Sunday, July 19, 2009

Day Eight - Ich bin ein Dresdener

I found one of my favourite beers - Kilkenny (from Ireland) in a Dresden supermarket the other day. Six bottles sell for only for 5 Euro and change - a bargain! I'd be lucky to get ONE beer at a pub in Dublin for that price. Four cans in Toronto cost nearly nine dollars. Sadly, my local Irish pub ("local" meaning near my home in Oakville) stopped selling it. I don't know why, exactly, but it probably had something to do with the fact that a couple of the waitresses pronounced it KILLKA-nee (instead of kill-KEN-nee) so the customers probably didn't recognize it when it was read out on the list of available beers...

School ended at 8pm so, having started at 10am, I was anxious to get home. Conny, Gerald and I shared the beers in the garden with caprese (Italian salad of tomato and mozzarella), made by yours truly. To my surprise, Conny and Gerald revealed that the bargain I thought I had found was no bargain at all. They informed me that six bottles of Beck's beer (from Germany) sells for only three and a half Euro.
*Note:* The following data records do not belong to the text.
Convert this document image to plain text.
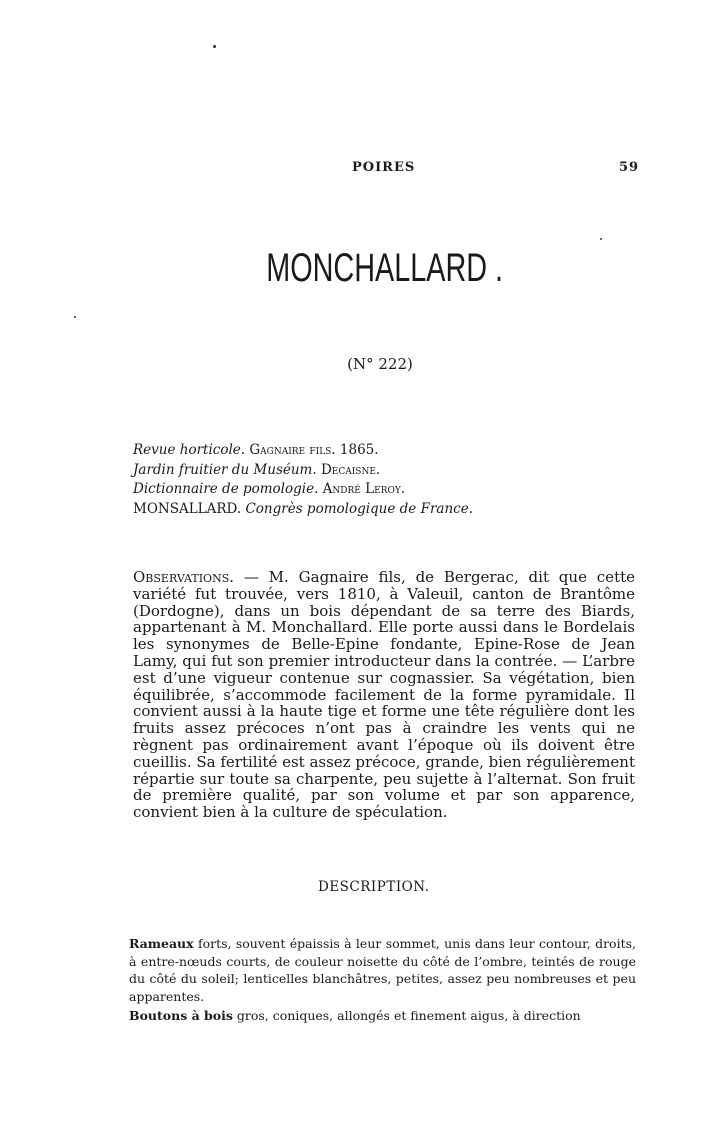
POIRES	59
MONCHALLARD .
(N° 222)
Revue horticole. Gagnaire fils. 1865.
Jardin fruitier du Muséum. Decaisne.
Dictionnaire de pomologie. André Leroy.
MONSALLARD. Congrès pomologique de France.
Observations. — M. Gagnaire fils, de Bergerac, dit que cette variété fut trouvée, vers 1810, à Valeuil, canton de Brantôme (Dordogne), dans un bois dépendant de sa terre des Biards, appartenant à M. Monchallard. Elle porte aussi dans le Bordelais les synonymes de Belle-Epine fondante, Epine-Rose de Jean Lamy, qui fut son premier introducteur dans la contrée. — L’arbre est d’une vigueur contenue sur cognassier. Sa végétation, bien équilibrée, s’accommode facilement de la forme pyramidale. Il convient aussi à la haute tige et forme une tête régulière dont les fruits assez précoces n’ont pas à craindre les vents qui ne règnent pas ordinairement avant l’époque où ils doivent être cueillis. Sa fertilité est assez précoce, grande, bien régulièrement répartie sur toute sa charpente, peu sujette à l’alternat. Son fruit de première qualité, par son volume et par son apparence, convient bien à la culture de spéculation.
DESCRIPTION.
Rameaux forts, souvent épaissis à leur sommet, unis dans leur contour, droits, à entre-nœuds courts, de couleur noisette du côté de l’ombre, teintés de rouge du côté du soleil; lenticelles blanchâtres, petites, assez peu nombreuses et peu apparentes.
Boutons à bois gros, coniques, allongés et finement aigus, à direction
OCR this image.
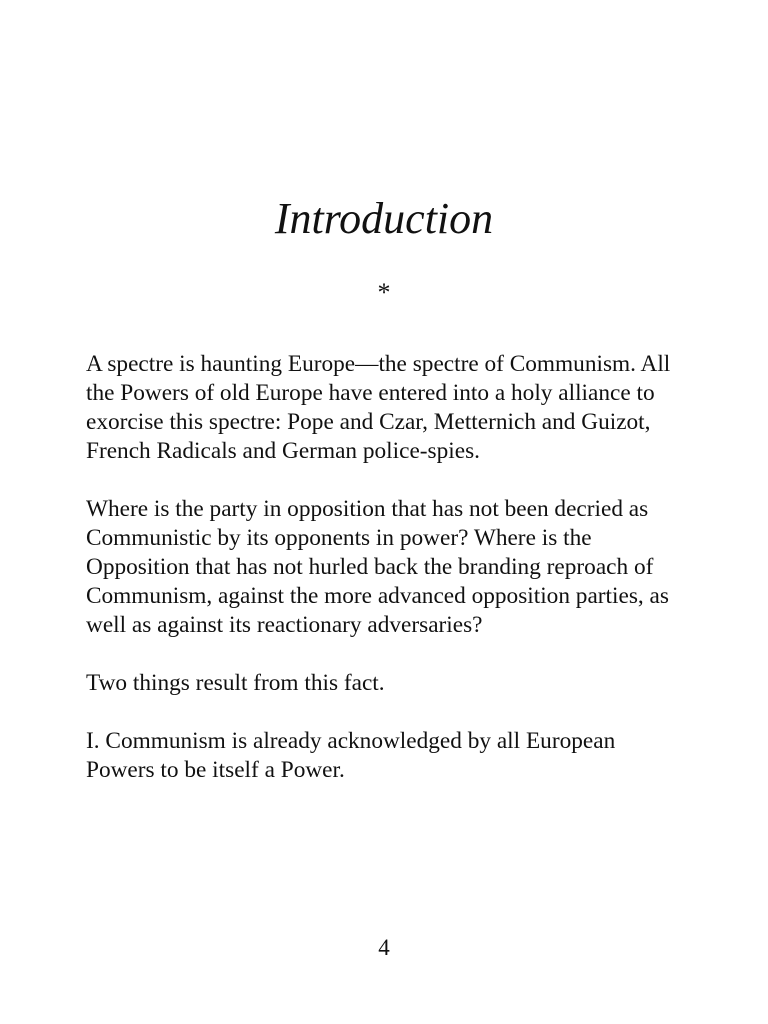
Introduction
*

A spectre is haunting Europe—the spectre of Communism. All the Powers of old Europe have entered into a holy alliance to exorcise this spectre: Pope and Czar, Metternich and Guizot, French Radicals and German police-spies.

Where is the party in opposition that has not been decried as Communistic by its opponents in power? Where is the Opposition that has not hurled back the branding reproach of Communism, against the more advanced opposition parties, as well as against its reactionary adversaries?

Two things result from this fact.

I. Communism is already acknowledged by all European Powers to be itself a Power.

4
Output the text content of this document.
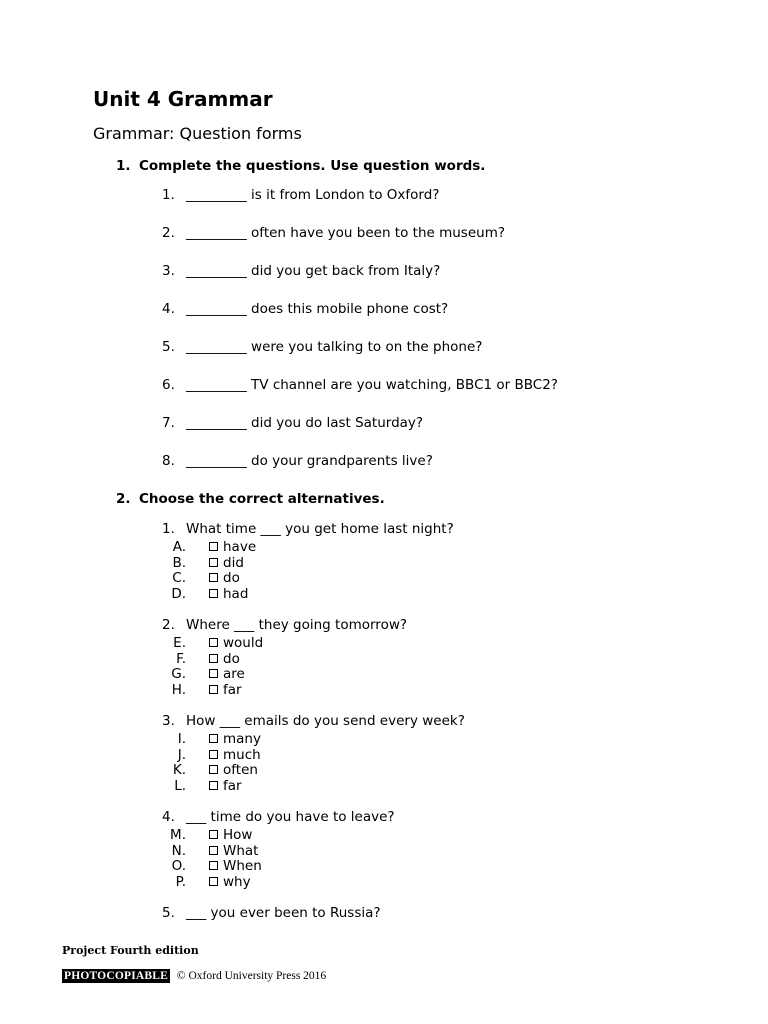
Unit 4 Grammar
Grammar: Question forms
1. Complete the questions. Use question words.
1. _________ is it from London to Oxford?
2. _________ often have you been to the museum?
3. _________ did you get back from Italy?
4. _________ does this mobile phone cost?
5. _________ were you talking to on the phone?
6. _________ TV channel are you watching, BBC1 or BBC2?
7. _________ did you do last Saturday?
8. _________ do your grandparents live?
2. Choose the correct alternatives.
1. What time ___ you get home last night?
A.	have
B.	did
C.	do
D.	had
2. Where ___ they going tomorrow?
E.	would
F.	do
G.	are
H.	far
3. How ___ emails do you send every week?
I.	many
J.	much
K.	often
L.	far
4. ___ time do you have to leave?
M.	How
N.	What
O.	When
P.	why
5. ___ you ever been to Russia?
Project Fourth edition
PHOTOCOPIABLE © Oxford University Press 2016
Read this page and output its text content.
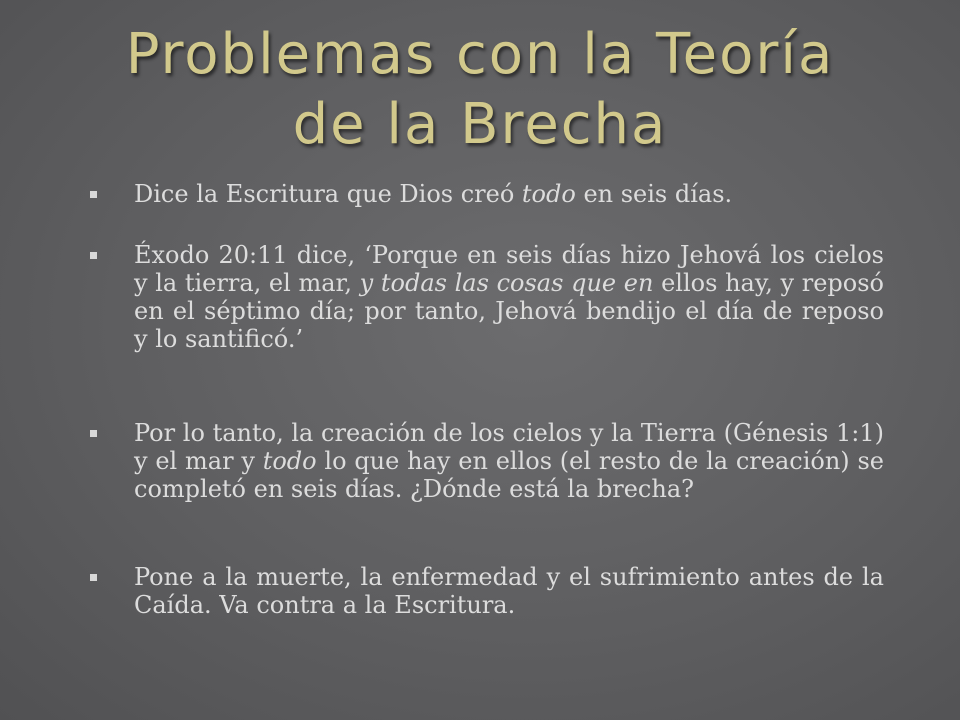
Problemas con la Teoría
de la Brecha
Dice la Escritura que Dios creó todo en seis días.
Éxodo 20:11 dice, ‘Porque en seis días hizo Jehová los cielos y la tierra, el mar, y todas las cosas que en ellos hay, y reposó en el séptimo día; por tanto, Jehová bendijo el día de reposo y lo santificó.’
Por lo tanto, la creación de los cielos y la Tierra (Génesis 1:1) y el mar y todo lo que hay en ellos (el resto de la creación) se completó en seis días. ¿Dónde está la brecha?
Pone a la muerte, la enfermedad y el sufrimiento antes de la Caída. Va contra a la Escritura.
Other, lesser-known brands, sell for even less. It's no wonder that everyone - and I mean everyone - walks the streets drinking beer from one hand while holding a few more bottles in the other. The supermarkets sell beer individually too. Now THAT is a convenience store.

As usual, I practiced my broken German sentences with my loyal and helpful audience, majorly blundering a few times which made me think of the (discounted) controvery over JFK's doughnut moment in 1963. For those of you who are (also) too young to have seen JFK's speech on TV, you can watch it on You Tube after which you might get the joke about Mayor Quimby stating "Ich bin ein Springfielder" on The Simpsons.

There is a German symbol for a double ss which looks like a capital b. It is called an eszet and it looks like this - ß. The Swiss Germans don't use it and it will never appear in a German crossword puzzle, but it has puzzled me as I haven't solved the logic of when to use it. I was spelling the word for snack (as I served the caprese salad) as i-m-b-i-ß when Gerald said "ISS". I was sure that the eszet was in use for this word but he was pointing to the sky. The International Space Station was passing by overhead. Lina - this one's for you. It was "COOL"!